Thoshs Besuch mit seinen original SonB bei mir war wertvoll, weil ich erfahren durfte, wie toll die SonB mit offenen BR-Rohren in einem 14,5qm kleinen und akustisch geeigneten Raum klingen kann! Nicht der SonB-Bass mit offenen Rohren ist schlecht, sondern das, was schlechte Räume oder Aufstellung draus machen. Die Bass-Fülle reichte aus, Tiefgang war ok, und der Bass rockte wie Sau!! Kein Hifi-Geschwubbele, sondern echter Männerbass! Möglich war das, weil meine Bass-Absorber den Raum ausreichend am Aufschwingen hindern. In einem Reso-freudigen, unbedämpften Raum kann bei jeder Box eine BR-Rohr-Lösung mit aufdröhnendem Nachwummern nerven. Das hat nichts mit der SonB zu tun. Und in einem sehr großen Raum (wie z.B. Dieters Studio) ist der Bass der SonB natürlich limitiert, ein BR-Rohr entspricht schließlich einem Tieftöner mit nur ca. 9cm Durchmesser... Daher ziehe ich also meine vorlauten Aussagen zur Bass-Hupe zurück, das ist dann der Raum.
Übrigens: mit einem auch sehr stramm klingenden Dipolsub ist der Bass ganz anders. Tiefer, homogener, stimmiger - aber die Sau rocken ist weniger ausgeprägt. Es fehlt der herrliche 60Hz-Tritt... Mit klassischen Subs mit z.B. einem 38er Chassis hingegen kann man dann so richtig rumsauen - dafür fehlt echte Tiefe... JEDE Tiefbassquelle ist ein Kompromiss. Je nach Raum mal besser, mal schlechter.

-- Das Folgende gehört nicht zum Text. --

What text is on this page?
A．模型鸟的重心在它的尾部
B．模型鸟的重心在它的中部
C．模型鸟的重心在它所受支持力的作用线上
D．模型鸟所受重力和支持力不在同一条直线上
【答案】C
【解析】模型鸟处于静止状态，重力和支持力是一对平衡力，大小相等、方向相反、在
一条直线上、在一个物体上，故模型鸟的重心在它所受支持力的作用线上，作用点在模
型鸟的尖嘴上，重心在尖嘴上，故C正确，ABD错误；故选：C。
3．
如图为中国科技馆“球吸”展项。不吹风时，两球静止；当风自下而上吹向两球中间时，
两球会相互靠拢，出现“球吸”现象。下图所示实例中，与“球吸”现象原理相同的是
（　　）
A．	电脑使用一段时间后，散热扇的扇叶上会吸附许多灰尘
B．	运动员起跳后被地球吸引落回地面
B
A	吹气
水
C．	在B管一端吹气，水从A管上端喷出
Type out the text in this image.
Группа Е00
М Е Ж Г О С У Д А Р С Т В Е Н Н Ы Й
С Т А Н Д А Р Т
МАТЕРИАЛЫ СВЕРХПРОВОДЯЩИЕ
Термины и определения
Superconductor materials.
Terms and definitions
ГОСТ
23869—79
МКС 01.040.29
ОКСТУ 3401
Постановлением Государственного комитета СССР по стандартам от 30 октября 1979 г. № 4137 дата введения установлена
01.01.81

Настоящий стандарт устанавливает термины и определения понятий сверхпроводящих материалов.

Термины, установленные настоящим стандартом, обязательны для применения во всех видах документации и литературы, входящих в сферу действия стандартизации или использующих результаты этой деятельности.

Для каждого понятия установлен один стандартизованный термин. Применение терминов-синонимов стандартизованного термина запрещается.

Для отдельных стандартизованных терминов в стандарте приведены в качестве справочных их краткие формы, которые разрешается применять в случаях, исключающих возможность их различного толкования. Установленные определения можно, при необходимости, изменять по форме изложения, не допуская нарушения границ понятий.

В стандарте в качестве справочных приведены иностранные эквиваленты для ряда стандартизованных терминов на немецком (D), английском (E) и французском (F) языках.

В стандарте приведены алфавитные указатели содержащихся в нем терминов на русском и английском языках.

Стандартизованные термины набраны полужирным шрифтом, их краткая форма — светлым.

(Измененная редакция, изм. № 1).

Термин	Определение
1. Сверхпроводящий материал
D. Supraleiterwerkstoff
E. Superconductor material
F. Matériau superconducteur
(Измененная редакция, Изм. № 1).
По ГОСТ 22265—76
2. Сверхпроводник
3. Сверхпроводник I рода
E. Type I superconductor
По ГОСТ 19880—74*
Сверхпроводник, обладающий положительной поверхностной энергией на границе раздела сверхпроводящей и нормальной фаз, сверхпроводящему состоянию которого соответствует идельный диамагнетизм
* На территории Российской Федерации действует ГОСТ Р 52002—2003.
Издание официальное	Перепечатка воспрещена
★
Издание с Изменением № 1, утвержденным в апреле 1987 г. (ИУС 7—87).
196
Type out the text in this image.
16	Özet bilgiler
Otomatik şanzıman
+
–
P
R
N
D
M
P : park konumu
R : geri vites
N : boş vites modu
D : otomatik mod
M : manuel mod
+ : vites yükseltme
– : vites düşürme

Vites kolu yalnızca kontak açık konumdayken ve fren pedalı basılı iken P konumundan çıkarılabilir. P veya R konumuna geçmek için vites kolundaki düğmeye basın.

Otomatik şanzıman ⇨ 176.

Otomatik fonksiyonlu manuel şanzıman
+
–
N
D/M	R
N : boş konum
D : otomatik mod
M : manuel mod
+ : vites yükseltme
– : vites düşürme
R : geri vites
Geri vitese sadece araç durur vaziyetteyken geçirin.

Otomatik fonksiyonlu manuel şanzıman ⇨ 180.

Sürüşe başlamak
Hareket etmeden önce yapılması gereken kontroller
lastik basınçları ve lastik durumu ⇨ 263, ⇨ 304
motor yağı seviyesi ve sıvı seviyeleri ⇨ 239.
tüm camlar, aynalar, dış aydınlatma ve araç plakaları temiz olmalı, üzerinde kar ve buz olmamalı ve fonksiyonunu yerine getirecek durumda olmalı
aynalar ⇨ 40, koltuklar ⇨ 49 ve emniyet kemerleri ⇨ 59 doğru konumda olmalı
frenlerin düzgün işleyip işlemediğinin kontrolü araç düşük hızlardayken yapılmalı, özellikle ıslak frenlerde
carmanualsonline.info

Ich finde Erwartungen, dass ein extrem hochwertiger LS wie die SonB "automatisch" und gefälligst auch Bass zu liefern habe - weil er teuer ist - etwas irritierend! Der hohe Preis der SonB ist der Ausnahmewandlergüte oberhalb von 100Hz geschuldet. Wer Bass will, kann sich andere Vollbereichs-Bausätze kaufen, die Bass haben - aber dafür garantiert nicht ansatzweise die Klasse der SonB. Daher sollte man schlicht akzeptieren, dass man bei der SonB ggf. entweder den BR-Bass per Raum/Aufstellung etwas verstärkt und als ausreichend empfindet, oder man plant Budget für einen adäquaten Sub ein. 

Gruß, Klaus
 
Old Shatterhand

Re: Achenbach Trinity und SON B

31. Jan 2018 21:45

Hallo,
nur mal am Rande, was hast du denn für Absorber die im Bass eingreifen? 
Die meisten "Bassabsorber" helfen doch lediglich in Bereich oberhalb von 150Hz. 
Die Raummoden die Dröhnen und Möbel und Gläserklirren verursachen bzw. den Raum aufschwingen lassen liegen meiner Erfahrung nach deutlich tiefer und die kann man passiv sehr, sehr schwer in den Griff bekommen.